Rapport

Rapport de mi-parcours — Observatoire des conflits et des ressources naturelles

La préparation des outils, des équipes et de l’infrastructure pour observer les conflits et les ressources naturelles dans huit cercles du centre du Mali.

Publication
2024
Langue
FR
Thématiques
Données pour le développement, Gouvernance et ressources naturelles, Prévention et gestion des conflits
Territoires
Bankass, Cercle de Bandiagara, Cercle de Douentza, Cercle de Mopti, Djenné, Koro, Ténenkou, Youwarou

Résumé

Comprendre le dispositif de collecte, la gouvernance des questionnaires et l’articulation entre plateformes locales et chaîne de données.

Mettre en place l’Observatoire

Le rapport de mi-parcours décrit la phase de préparation de l’Observatoire des conflits et des ressources naturelles dans huit cercles du centre du Mali. Entre avril et décembre 2024, le travail a porté sur les outils, l’organisation, la formation des équipes et l’infrastructure nécessaire à une collecte régulière.

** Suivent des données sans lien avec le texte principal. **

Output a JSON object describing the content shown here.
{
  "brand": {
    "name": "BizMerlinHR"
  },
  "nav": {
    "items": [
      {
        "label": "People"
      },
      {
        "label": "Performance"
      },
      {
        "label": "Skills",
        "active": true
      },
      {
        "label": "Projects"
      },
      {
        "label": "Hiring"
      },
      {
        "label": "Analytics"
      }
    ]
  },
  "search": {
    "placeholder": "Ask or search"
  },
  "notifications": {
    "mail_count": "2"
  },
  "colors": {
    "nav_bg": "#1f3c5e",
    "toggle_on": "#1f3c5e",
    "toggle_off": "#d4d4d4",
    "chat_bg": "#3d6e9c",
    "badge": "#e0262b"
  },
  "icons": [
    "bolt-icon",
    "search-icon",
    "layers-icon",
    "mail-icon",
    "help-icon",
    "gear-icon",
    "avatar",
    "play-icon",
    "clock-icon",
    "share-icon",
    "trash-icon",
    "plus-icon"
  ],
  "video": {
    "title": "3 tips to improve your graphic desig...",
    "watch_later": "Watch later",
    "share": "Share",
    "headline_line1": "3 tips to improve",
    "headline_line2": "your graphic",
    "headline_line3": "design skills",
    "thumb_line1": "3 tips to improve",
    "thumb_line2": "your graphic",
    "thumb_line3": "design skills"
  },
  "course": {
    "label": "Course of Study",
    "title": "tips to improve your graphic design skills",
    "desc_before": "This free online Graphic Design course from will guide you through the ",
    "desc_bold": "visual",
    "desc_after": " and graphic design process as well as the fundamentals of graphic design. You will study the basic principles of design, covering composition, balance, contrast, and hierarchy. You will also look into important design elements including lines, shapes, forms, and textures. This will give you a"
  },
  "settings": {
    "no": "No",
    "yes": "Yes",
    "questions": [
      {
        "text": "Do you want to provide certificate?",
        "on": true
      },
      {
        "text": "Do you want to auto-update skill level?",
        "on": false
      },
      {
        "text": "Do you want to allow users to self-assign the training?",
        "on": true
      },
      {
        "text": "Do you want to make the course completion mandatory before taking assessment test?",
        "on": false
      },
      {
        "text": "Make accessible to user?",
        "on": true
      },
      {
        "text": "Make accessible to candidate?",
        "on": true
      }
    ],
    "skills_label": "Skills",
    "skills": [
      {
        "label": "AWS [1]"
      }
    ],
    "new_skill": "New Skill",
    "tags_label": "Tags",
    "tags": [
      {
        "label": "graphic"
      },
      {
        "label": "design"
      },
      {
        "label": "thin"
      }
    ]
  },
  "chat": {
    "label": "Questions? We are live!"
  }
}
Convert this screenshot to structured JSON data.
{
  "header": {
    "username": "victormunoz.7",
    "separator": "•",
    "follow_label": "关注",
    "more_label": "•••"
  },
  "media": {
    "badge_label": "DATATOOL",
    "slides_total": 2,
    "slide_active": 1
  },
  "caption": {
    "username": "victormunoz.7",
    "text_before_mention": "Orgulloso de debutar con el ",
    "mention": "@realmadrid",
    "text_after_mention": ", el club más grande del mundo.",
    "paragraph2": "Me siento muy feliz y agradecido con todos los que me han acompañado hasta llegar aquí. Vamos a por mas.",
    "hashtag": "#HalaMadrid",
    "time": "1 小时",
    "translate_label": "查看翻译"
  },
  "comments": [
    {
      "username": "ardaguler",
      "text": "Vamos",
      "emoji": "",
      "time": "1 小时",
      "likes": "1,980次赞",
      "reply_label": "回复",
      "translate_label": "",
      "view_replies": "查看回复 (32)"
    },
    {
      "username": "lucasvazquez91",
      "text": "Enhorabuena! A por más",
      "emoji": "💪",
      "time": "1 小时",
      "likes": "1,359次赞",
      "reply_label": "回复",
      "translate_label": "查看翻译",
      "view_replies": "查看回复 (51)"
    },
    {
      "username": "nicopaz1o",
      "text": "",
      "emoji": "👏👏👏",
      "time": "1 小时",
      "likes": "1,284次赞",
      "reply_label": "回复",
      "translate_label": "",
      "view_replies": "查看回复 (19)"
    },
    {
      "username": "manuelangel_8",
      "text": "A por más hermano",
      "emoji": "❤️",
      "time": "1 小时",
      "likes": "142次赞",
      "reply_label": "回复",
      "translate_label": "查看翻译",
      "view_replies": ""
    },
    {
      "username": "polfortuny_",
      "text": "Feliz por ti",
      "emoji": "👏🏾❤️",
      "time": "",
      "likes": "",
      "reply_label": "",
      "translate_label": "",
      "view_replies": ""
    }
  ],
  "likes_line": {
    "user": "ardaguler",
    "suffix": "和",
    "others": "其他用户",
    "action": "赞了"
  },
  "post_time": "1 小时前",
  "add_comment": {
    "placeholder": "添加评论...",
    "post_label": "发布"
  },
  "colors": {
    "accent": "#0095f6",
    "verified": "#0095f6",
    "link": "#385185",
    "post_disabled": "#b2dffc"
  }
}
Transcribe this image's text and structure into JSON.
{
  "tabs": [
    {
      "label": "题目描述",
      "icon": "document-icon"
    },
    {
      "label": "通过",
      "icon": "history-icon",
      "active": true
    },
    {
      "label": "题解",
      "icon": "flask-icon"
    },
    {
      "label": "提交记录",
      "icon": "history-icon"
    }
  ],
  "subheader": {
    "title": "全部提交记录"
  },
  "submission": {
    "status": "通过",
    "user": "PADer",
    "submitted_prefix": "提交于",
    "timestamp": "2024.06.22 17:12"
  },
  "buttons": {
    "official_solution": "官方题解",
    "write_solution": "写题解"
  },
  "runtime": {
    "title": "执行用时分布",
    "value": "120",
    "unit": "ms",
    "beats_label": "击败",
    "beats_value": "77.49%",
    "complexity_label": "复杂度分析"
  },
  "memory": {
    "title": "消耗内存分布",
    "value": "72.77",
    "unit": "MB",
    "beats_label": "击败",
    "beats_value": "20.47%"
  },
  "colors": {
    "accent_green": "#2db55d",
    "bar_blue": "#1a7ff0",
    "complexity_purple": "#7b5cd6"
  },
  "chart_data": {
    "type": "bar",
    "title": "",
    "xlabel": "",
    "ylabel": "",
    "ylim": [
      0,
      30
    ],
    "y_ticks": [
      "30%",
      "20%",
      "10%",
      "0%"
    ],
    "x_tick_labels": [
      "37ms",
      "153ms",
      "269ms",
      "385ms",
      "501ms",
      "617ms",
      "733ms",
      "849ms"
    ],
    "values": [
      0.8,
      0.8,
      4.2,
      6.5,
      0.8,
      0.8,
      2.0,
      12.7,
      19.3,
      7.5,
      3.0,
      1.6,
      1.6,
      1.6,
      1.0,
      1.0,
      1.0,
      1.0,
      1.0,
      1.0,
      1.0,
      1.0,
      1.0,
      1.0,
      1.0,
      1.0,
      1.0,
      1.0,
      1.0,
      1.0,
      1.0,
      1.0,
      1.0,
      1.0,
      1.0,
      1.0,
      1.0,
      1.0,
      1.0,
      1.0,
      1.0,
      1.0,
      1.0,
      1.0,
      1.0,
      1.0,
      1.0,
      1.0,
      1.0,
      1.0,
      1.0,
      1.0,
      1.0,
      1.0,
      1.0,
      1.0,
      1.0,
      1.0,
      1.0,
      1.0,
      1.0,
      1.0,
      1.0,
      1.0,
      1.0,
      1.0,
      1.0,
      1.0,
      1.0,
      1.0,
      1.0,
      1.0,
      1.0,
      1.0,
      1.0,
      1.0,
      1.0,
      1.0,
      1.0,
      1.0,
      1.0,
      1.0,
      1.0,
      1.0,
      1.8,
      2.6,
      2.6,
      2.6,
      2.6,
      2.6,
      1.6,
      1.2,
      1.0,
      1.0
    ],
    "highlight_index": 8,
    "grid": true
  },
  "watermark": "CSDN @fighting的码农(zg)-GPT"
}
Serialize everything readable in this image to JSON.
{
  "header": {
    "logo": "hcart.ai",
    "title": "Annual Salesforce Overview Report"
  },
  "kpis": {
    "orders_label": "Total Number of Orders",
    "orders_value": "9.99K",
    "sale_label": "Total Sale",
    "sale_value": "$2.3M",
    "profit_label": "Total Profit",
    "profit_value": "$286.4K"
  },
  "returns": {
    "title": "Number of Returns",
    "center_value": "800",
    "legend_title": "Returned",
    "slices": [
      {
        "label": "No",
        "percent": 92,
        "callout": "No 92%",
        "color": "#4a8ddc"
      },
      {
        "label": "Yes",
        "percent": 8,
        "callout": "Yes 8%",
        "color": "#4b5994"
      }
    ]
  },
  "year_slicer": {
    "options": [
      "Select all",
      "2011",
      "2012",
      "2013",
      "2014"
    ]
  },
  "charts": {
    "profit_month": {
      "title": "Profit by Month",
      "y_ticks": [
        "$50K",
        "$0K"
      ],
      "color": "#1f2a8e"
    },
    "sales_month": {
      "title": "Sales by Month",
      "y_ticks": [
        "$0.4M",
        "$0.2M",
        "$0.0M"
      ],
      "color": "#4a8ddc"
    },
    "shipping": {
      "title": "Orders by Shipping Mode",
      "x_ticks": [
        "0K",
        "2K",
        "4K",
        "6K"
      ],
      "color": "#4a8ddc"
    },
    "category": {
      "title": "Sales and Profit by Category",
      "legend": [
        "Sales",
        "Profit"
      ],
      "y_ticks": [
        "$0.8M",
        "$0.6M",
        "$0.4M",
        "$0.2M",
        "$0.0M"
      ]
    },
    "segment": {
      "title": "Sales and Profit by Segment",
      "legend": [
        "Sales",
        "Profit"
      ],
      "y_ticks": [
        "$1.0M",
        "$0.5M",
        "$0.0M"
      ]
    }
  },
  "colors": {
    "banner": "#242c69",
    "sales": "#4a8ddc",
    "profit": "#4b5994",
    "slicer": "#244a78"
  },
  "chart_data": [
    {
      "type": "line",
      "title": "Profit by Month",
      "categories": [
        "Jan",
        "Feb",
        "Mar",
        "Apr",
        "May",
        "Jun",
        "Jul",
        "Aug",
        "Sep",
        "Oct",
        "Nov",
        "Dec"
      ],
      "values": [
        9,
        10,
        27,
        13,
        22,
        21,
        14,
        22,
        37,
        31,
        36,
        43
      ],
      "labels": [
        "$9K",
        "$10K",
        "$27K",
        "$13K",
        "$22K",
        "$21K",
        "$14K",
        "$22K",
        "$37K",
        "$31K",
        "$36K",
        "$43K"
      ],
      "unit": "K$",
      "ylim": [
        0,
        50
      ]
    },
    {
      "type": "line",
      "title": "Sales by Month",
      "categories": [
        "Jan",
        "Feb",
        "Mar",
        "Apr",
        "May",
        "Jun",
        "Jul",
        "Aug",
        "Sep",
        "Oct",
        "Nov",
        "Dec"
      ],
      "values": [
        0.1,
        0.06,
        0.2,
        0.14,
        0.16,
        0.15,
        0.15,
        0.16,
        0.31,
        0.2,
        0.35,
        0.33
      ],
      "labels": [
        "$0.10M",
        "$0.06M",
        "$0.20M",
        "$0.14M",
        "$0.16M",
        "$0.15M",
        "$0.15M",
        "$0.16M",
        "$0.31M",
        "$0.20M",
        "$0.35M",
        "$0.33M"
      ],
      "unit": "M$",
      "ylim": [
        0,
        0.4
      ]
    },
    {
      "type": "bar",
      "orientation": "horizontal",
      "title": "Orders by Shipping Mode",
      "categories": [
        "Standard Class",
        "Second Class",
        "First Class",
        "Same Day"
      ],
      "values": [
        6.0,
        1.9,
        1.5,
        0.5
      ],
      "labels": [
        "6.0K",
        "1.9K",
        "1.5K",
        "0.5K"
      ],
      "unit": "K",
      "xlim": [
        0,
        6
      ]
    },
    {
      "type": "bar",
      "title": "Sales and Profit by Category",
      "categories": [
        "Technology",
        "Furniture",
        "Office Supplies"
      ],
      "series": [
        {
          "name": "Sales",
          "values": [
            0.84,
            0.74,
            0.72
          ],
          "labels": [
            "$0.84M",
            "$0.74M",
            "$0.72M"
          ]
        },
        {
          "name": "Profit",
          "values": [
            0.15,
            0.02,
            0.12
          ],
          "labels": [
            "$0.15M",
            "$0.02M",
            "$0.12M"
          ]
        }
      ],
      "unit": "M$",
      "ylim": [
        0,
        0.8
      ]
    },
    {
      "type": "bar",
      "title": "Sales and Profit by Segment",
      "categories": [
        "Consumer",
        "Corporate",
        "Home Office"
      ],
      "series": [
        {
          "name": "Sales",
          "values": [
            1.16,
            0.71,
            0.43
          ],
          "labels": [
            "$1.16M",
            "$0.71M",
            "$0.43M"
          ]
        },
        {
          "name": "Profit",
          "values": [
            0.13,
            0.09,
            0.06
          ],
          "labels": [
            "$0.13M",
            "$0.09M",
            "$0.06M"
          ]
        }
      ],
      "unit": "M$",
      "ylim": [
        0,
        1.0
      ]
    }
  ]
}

Cette phase était décisive : avant d’accumuler des enregistrements, il fallait préciser ce qui serait observé, qui saisirait l’information, comment elle serait contrôlée et de quelle manière elle reviendrait vers les plateformes locales.

Définir ce que l’on collecte

Les concepts de conflit, d’incident, de ressource et d’acteur devaient être traduits en questions compréhensibles et utilisables dans des situations diverses. Deux instruments ont été préparés afin de distinguer les événements conflictuels de la description des ressources naturelles.

Le choix des catégories cherchait un équilibre. Trop générales, elles auraient limité l’analyse ; trop détaillées, elles auraient compliqué la collecte et produit des interprétations variables. Les essais et échanges avec les équipes ont permis d’affiner les formulations.

Préparer les équipes dans huit cercles

Le dispositif concernait Bankass, Bandiagara, Djenné, Douentza, Koro, Mopti, Ténenkou et Youwarou. La formation associait compréhension des questionnaires, prise en main de KoboToolbox, simulation d’entretien et traitement des situations sensibles.

Les enquêteurs devaient savoir enregistrer une information tout en respectant les personnes et la confidentialité. L’accompagnement prévoyait des retours sur les premières saisies, afin de corriger les difficultés avant la montée en charge.

Construire une chaîne de données fiable

KoboToolbox soutenait la collecte mobile et hors connexion. Les données devaient ensuite être transférées vers une base structurée, préparées et rendues accessibles à l’analyse. Le rapport présente l’articulation avec PostgreSQL et les outils de visualisation.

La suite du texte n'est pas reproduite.